Supaya Tak Ada Lagi Dana ‘Bedah Rumah’ Warga yang Malah Disalahgunakan

JAKARTA - Komisi VIII DPR RI meminta Pemerintah melakukan perbaikan sistem pengawasan terkait penerapan anggaran dalam program bantuan Rumah Tidak Layak Huni (RTLH) bagi warga tak mampu. Hal ini menyusul adanya penyalahgunaan yang dilakukan oleh oknum aparat desa.

Bantuan dana RLTH merupakan bantuan stimulan berupa uang untuk pembelian bahan bangunan guna pemugaran rumah tidak layak huni dari Kementerian Pekerjaan Umum dan Perumahan Rakyat (PUPR) kepada individu, keluarga, kelompok atau masyarakat, khususnya untuk warga tidak mampu. Bantuan dana itu disalurkan melalui Pemerintah Daerah (Pemda).

Pemberian bantuan diberikan dengan kriteria warga yang rumahnya tidak memenuhi persyaratan keselamatan bangunan, kecukupan minimum luas bangunan, dan kesehatan penghuni.

Meski merupakan program Kementerian PUPR, bansos bedah rumah untuk warga kurang mampu yang diberikan itu harus berdasarkan DTKS (Data Terpadu Kesejahteraan Sosial) milik Kementerian Sosial (Kemensos).

Anggota Komisi VIII DPR RI, Selly Andriany Gantina mengatakan, hal tersebut perlu dilakukan agar tidak terjadi tumpang tindih pemberian bantuan. Apalagi Kemensos juga memiliki program serupa, yaitu Bansos Rumah Sejahtera Terpadu (RST) yang merupakan kelanjutan dari program sebelumnya berupa Rehabilitasi Sosial Rumah Tidak Layak Huni (RS Rutilahu).

"Kesepakatannya baik itu PUPR dan kementerian atau lembaga manapun yang memiliki program bedah rumah untuk warga miskin maka dia harus berdasarkan DTKS milik Kemensos agar tidak tumpang tindih," terang Selly, Selasa 18 Juli.

"Kemudian acuan untuk pembangunannya pun harus sama seperti RST dari Kemensos agar tidak ada perbedaan. Selama ini yang dari PUPR jadi ditenderkan sehingga rentan disalahgunakan oleh oknum perangkat daerah, sementara kalau program dari Kemensos uang langsung masuk ke rekening penerima," lanjutnya.

Dalam program RLTH, Kepala Desa (Kades) biasanya ditugaskan Pemda untuk ikut memantau, mulai dari pencairan dana hingga pelaksanaan rehabilitasi rumah warga yang mendapat bantuan. Namun belakangan banyak ditemukan penggelapan dana bansos RLTH untuk masyarakat yang dilakukan oknum Kades.

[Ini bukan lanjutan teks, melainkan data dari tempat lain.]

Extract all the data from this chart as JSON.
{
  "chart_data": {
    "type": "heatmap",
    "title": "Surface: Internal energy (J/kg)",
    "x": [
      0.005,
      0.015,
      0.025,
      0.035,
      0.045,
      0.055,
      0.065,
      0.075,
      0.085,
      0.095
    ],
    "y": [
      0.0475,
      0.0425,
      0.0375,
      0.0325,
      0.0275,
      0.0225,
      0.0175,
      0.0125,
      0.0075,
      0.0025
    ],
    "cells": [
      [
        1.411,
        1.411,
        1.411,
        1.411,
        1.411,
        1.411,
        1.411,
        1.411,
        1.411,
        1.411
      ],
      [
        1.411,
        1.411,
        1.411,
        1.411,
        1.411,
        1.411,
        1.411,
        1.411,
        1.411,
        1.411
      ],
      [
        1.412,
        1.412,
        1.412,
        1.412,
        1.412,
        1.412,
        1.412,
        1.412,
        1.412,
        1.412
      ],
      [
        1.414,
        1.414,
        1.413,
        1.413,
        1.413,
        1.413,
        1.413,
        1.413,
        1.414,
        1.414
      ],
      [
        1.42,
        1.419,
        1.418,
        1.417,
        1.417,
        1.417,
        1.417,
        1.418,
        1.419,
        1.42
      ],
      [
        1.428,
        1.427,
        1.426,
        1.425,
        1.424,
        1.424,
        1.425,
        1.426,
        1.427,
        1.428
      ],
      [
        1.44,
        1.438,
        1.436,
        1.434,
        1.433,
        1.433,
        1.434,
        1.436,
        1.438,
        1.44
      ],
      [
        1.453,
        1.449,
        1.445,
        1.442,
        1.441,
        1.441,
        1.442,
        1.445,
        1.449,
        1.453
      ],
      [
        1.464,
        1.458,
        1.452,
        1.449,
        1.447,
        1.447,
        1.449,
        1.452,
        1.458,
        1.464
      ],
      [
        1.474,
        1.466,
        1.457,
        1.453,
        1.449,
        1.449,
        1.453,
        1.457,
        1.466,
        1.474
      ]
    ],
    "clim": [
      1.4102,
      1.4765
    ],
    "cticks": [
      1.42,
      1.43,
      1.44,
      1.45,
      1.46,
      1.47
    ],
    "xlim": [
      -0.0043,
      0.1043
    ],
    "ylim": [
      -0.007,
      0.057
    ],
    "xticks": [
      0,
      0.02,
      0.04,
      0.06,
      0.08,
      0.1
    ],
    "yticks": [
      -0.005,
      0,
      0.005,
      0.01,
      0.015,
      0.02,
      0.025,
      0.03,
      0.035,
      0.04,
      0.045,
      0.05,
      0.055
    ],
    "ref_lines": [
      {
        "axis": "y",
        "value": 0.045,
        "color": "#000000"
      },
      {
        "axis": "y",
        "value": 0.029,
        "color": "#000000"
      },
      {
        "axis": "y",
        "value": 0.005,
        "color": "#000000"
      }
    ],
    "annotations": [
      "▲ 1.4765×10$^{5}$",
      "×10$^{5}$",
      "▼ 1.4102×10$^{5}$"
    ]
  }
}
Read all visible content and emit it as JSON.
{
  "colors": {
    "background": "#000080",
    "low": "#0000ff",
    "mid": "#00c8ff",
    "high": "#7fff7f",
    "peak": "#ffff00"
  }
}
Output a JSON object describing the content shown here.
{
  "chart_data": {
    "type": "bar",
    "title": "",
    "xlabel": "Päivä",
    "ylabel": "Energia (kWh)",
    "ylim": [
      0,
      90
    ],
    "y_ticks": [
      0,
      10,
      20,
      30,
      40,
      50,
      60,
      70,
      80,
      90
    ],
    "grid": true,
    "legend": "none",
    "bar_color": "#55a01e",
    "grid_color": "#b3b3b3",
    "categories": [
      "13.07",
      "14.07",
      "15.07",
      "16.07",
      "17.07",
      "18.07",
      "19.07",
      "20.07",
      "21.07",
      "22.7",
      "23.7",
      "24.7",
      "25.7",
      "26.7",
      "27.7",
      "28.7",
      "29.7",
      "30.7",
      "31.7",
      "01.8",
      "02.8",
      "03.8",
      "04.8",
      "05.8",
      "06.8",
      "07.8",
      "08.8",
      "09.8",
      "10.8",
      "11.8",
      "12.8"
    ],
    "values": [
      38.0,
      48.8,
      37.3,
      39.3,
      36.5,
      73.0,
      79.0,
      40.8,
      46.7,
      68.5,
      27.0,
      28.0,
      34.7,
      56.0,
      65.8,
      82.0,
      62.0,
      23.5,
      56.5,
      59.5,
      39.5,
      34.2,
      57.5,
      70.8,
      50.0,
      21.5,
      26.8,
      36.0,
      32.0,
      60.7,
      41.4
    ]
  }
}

Peristiwa korupsi program bantuan rumah tidak layak huni di antaranya terjadi di Bekasi di mana oknum Kades ditangkap karena menyelewengkan dana sebesar Rp235 juta. Kasus serupa juga pernah terjadi pada tahun 2021 di Bogor, Jawa Barat, yang berujung seorang oknum Kades ditahan karena korupsi sebesar Rp110 juta.

Sementara itu, seorang mantan Kades di Boyolali diseret ke Pengadilan karena diduga melakukan tindak pidana korupsi dana bantuan program RTLH dengan modus memotong dana bantuan. Total nilai kerugian negara mencapai Rp 164 juta.

“Jangan mengambil hak rakyat kecil, apalagi warga yang membutuhkan. Program RLTH ini kan bertujuannya untuk membantu mengentaskan kemiskinan ekstrim yang ranahnya Kemensos. Jadi perlu melibatkan Kemensos sehingga penyalurannya pun tepat," papar Selly.

"Penggunaan anggaran bantuan seharusnya harus diawasi oleh Pendamping Program Keluarga Harapan (PKH) dan Tenaga Kesejahteraan Sosial Kecamatan (TKSK), seperti yang dilakukan oleh Kemensos. Nah yang dari PUPR ini pengawasannya harusnya lebih detail supaya tidak gampang disalahgunakan,” tuturnya.

Meski ada sejumlah kasus korupsi, Selly menilai program bansos bedah rumah di daerah-daerah harus tetap dijalankan. Sebab bantuan rehabilitasi rumah tidak layak huni itu sangat membantu masyarakat untuk tinggal di hunian yang layak.

“Bantuan bedah rumah dibuat untuk mewujudkan rumah layak huni yang didukung dengan prasarana, sarana, serta utilitas umum sehingga menjadikan rumah yang sehat, aman, dan dengan sanitasi yang baik,” ujar Selly.